Plusieurs de mes collègues sont venus cet été visiter le port de pêche de Lorient. À cette occasion, l'Institut français de recherche pour l'exploitation de la mer (Ifremer) nous a présenté une étude sur des filets permettant de ne pas débarquer tous les petits poissons. Que proposez-vous dans ce domaine si important pour l'avenir de la pêche française ?
Que proposez-vous pour lutter contre les algues vertes dans les Côtes-d'Armor et dans le Finistère ? Les risques sont-ils bien évalués ? Pourra-t-on éradiquer cette pollution dans les années à venir ?
Vous connaissez l'opposition des associations et des élus aux projets miniers en Bretagne. Quelle est votre position à ce sujet ?
Il existe des avancées en matière d'énergies nouvelles. Le concept d'économie circulaire est en marche à Locminé, où la production d'énergie dépasse nettement les prévisions. Une station hydrogène a été inaugurée à Vannes il y a trois semaines. Souhaitez-vous encourager les régions de France à se lancer dans de tels projets ?
L'économie de foncier agricole trouve une limite dans les hameaux où il n'est pas possible de construire. Nous consommons beaucoup plus de terres agricoles que si nous acceptions de boucher ces « dents creuses ».
Je connais les problématiques liées à la Bretagne et ai d'ailleurs pour projet d'y faire un déplacement.
En ce qui concerne les algues vertes, notons que les choses se sont améliorées. Il existe néanmoins beaucoup de marges de progression. Nous aborderons ces sujets lors des États généraux de l'alimentation. Je précise que mon portefeuille ministériel me donne la responsabilité de la mer, mais pas des poissons, comme on peut me le faire remarquer avec humour. Si cette dernière prérogative revient, en effet, au ministre en charge de l'agriculture ce n'est pas pour autant que je vais m'en désintéresser. J'en parlerai donc à Stéphane Travert.

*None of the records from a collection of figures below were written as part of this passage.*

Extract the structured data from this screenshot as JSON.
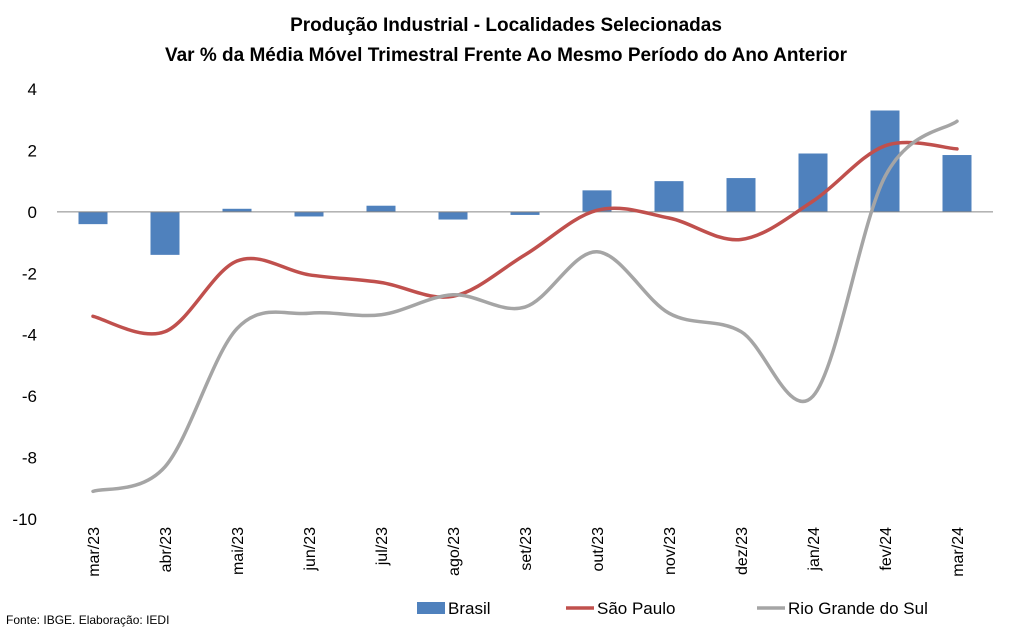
{
  "chart_data": {
    "type": "bar+line",
    "title": "Produção Industrial - Localidades Selecionadas",
    "subtitle": "Var % da Média Móvel Trimestral Frente Ao Mesmo Período do Ano Anterior",
    "categories": [
      "mar/23",
      "abr/23",
      "mai/23",
      "jun/23",
      "jul/23",
      "ago/23",
      "set/23",
      "out/23",
      "nov/23",
      "dez/23",
      "jan/24",
      "fev/24",
      "mar/24"
    ],
    "ylim": [
      -10,
      4
    ],
    "yticks": [
      4,
      2,
      0,
      -2,
      -4,
      -6,
      -8,
      -10
    ],
    "grid": false,
    "legend_position": "bottom",
    "series": [
      {
        "name": "Brasil",
        "kind": "bar",
        "color": "#4f81bd",
        "values": [
          -0.4,
          -1.4,
          0.1,
          -0.15,
          0.2,
          -0.25,
          -0.1,
          0.7,
          1.0,
          1.1,
          1.9,
          3.3,
          1.85
        ]
      },
      {
        "name": "São Paulo",
        "kind": "line",
        "color": "#c0504d",
        "values": [
          -3.4,
          -3.9,
          -1.6,
          -2.05,
          -2.3,
          -2.75,
          -1.4,
          0.05,
          -0.2,
          -0.9,
          0.35,
          2.15,
          2.05
        ]
      },
      {
        "name": "Rio Grande do Sul",
        "kind": "line",
        "color": "#a5a5a5",
        "values": [
          -9.1,
          -8.3,
          -3.8,
          -3.3,
          -3.35,
          -2.7,
          -3.1,
          -1.3,
          -3.3,
          -3.9,
          -6.0,
          1.15,
          2.95
        ]
      }
    ]
  },
  "source": "Fonte: IBGE. Elaboração: IEDI"
}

Je suis très ouvert sur le sujet de l'économie circulaire comme sur celui de l'hydrogène et pour faire des régions des territoires d'expérimentation. Ce sera le lieu où nous pourrons valider des processus afin de voir s'il s'agit de solutions économiquement et technologiquement durables. Je vais bientôt réunir au ministère tous les acteurs du secteur de l'hydrogène afin de pouvoir bâtir ma propre opinion. Je n'en ai pour le moment pas car j'entends des arguments parfois contradictoires alors que j'ai tendance à penser que cette filière peut jouer un rôle important dans la transition, et plus vite que prévu. Il s'agit pour le moment d'un sentiment et non d'une conviction. Certains acteurs réticents il y a encore quelques années pensent qu'il est aujourd'hui possible d'aller plus vite et plus loin dans beaucoup de domaines, y compris celui du transport. La transition énergétique et la transition de la mobilité ne se bâtiront pas qu'autour de l'électrique. Je souhaite que se développent aussi des véhicules à hydrogène ou des véhicules hybrides. Et des véhicules thermiques à faible consommation seront peut-être nécessaires dans l'intervalle.
Il existe une véritable « gourmandise » quant à la consommation de foncier agricole qui est parfois justifiée, mais par toujours. La revente de terres peut, il est vrai, représenter une source de bénéfices pour un agriculteur en fin de carrière. Je suis néanmoins favorable à la sanctuarisation de ces terres. Car, dans l'hypothèse inverse, il ne sera plus possible de faire face à nos besoins alimentaires. Je soutiens aussi l'objectif de « zéro artificialisation des sols » nécessaire au gain de la bataille climatique. La neutralité carbone fixée à 2050 ne pourra être atteinte que si nous utilisons la capacité de nos sols à emprisonner le carbone. Il faut donc donner un statut à ces sols.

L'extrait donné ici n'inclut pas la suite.